Trumpet vine will not try to attach itself to anything. It vines, it does not have "grabber" (can't remember the scientific name right now) rootlets on it. If you have something attaching itself to your siding it's not trumpet vine. But that doesn't matter, the removal method is the same. Pull the plants off the siding. You might need to cut the stems near the ground to kill the top growth a few days before trying to pull it off. Then dig out the trunk and roots. Labor intensive but the only non-chemical way to get rid of it.


----------



## OJ Rallye (Aug 4, 2005)

We thought we dug it out a few years ago. Now it's on both sides of the back door. It's creeping under the vinyl siding.


----------



## marvella (Oct 12, 2003)

does anyone have an answer to the OP? despite what others have said i've had only good expereinces with trumpet vine and would like to get some started. 

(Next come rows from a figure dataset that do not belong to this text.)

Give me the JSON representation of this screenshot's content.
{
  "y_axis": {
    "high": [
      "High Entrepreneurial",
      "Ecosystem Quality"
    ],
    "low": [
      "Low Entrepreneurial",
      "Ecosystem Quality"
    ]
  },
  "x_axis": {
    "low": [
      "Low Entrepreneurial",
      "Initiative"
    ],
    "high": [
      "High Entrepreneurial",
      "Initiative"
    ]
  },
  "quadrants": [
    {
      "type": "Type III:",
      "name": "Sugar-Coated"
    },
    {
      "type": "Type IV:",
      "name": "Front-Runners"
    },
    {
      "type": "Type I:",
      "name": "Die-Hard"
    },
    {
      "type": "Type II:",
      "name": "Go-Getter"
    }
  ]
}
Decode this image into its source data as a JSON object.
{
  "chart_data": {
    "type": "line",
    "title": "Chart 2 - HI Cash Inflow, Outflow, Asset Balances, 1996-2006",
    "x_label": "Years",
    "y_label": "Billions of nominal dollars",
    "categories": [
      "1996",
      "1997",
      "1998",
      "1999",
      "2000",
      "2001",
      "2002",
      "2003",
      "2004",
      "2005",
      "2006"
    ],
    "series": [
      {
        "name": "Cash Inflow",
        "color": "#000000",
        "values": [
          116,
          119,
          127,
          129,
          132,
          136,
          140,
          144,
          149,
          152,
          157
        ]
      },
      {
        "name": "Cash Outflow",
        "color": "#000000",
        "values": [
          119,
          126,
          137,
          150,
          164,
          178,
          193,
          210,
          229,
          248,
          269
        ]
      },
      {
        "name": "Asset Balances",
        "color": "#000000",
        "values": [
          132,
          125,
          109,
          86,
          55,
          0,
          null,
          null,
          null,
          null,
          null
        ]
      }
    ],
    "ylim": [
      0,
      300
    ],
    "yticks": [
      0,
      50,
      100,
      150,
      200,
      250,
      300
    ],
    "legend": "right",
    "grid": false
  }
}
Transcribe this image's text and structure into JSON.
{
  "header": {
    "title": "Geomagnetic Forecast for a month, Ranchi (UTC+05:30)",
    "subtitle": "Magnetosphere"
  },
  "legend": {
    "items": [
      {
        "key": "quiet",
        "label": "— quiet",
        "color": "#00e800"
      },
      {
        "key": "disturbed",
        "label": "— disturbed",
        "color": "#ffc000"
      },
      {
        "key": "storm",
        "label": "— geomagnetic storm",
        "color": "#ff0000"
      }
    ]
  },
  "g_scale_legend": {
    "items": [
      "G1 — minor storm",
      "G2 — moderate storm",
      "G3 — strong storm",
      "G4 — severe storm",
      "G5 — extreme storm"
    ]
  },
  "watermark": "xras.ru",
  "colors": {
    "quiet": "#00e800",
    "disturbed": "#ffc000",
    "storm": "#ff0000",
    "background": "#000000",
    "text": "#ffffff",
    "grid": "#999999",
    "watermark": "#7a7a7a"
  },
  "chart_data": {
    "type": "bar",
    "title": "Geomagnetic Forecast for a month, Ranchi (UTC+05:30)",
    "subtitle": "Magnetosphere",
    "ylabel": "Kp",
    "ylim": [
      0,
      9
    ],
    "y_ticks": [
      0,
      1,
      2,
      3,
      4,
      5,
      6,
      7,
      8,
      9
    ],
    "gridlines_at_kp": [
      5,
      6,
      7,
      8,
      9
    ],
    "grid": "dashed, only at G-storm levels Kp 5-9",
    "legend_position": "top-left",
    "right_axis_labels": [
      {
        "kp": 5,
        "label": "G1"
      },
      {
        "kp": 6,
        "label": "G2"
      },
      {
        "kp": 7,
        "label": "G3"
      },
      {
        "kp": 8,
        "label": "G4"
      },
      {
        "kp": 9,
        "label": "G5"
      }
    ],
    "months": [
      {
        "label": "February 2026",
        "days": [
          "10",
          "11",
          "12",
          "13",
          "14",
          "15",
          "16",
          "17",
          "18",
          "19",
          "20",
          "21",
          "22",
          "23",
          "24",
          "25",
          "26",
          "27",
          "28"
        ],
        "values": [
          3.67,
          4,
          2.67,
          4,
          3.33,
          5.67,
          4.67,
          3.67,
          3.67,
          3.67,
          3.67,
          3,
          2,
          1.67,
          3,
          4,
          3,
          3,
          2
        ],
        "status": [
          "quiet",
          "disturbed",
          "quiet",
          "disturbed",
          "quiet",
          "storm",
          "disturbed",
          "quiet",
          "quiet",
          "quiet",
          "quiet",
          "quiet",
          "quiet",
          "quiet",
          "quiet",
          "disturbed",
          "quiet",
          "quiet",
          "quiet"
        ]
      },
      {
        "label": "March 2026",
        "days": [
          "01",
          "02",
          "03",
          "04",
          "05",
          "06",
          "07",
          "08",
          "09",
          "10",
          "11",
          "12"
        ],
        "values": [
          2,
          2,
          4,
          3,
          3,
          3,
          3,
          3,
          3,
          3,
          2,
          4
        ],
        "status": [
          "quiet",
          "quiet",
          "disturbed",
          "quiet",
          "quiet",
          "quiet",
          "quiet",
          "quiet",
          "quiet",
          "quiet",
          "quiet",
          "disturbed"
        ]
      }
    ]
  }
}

at my old house it grew over some old boxwood shrubs each year. it attracted so many hummingbirds they nested in the boxwoods and i had to fill 2 feeders twice a day. i'd love to get some going here.


----------



## NickieL (Jun 15, 2007)

Danaus29 said:


> Trumpet vine will not try to attach itself to anything. It vines, it does not have "grabber" (can't remember the scientific name right now) rootlets on it. If you have something attaching itself to your siding it's not trumpet vine. But that doesn't matter, the removal method is the same. Pull the plants off the siding. You might need to cut the stems near the ground to kill the top growth a few days before trying to pull it off. Then dig out the trunk and roots. Labor intensive but the only non-chemical way to get rid of it.


Mine has grabbers.....


----------



## Danaus29 (Sep 12, 2005)

marvella, I posted in #4 how to transplant it. Get as much root as possible, water immediately after planting, mulch well, keep watered until new growth starts.

NickieL, really??? I've never seen one with grabbers. Can you get pictures? I sell Campsis radicans starts and if they are capable of producing grabbers I need to know.


----------



## NickieL (Jun 15, 2007)

ok, I took a quick photo, here are some grabbers:


----------



## marvella (Oct 12, 2003)

Danaus29 said:


> marvella, I posted in #4 how to transplant it. Get as much root as possible, water immediately after planting, mulch well, keep watered until new growth starts.
> 
> NickieL, really??? I've never seen one with grabbers. Can you get pictures? I sell Campsis radicans starts and if they are capable of producing grabbers I need to know.


thank you!! i missed it. should it be transplanted in spring? or when dormant?


----------



## Danaus29 (Sep 12, 2005)

If you do it in the summer just keep it watered all season if you don't get enough rain. It can be transplanted any time of year. IMO, spring is best.

NickieL, Thank you so much! I had no idea. I've never seen any on mine. I will have to let people know if I sell any more.


----------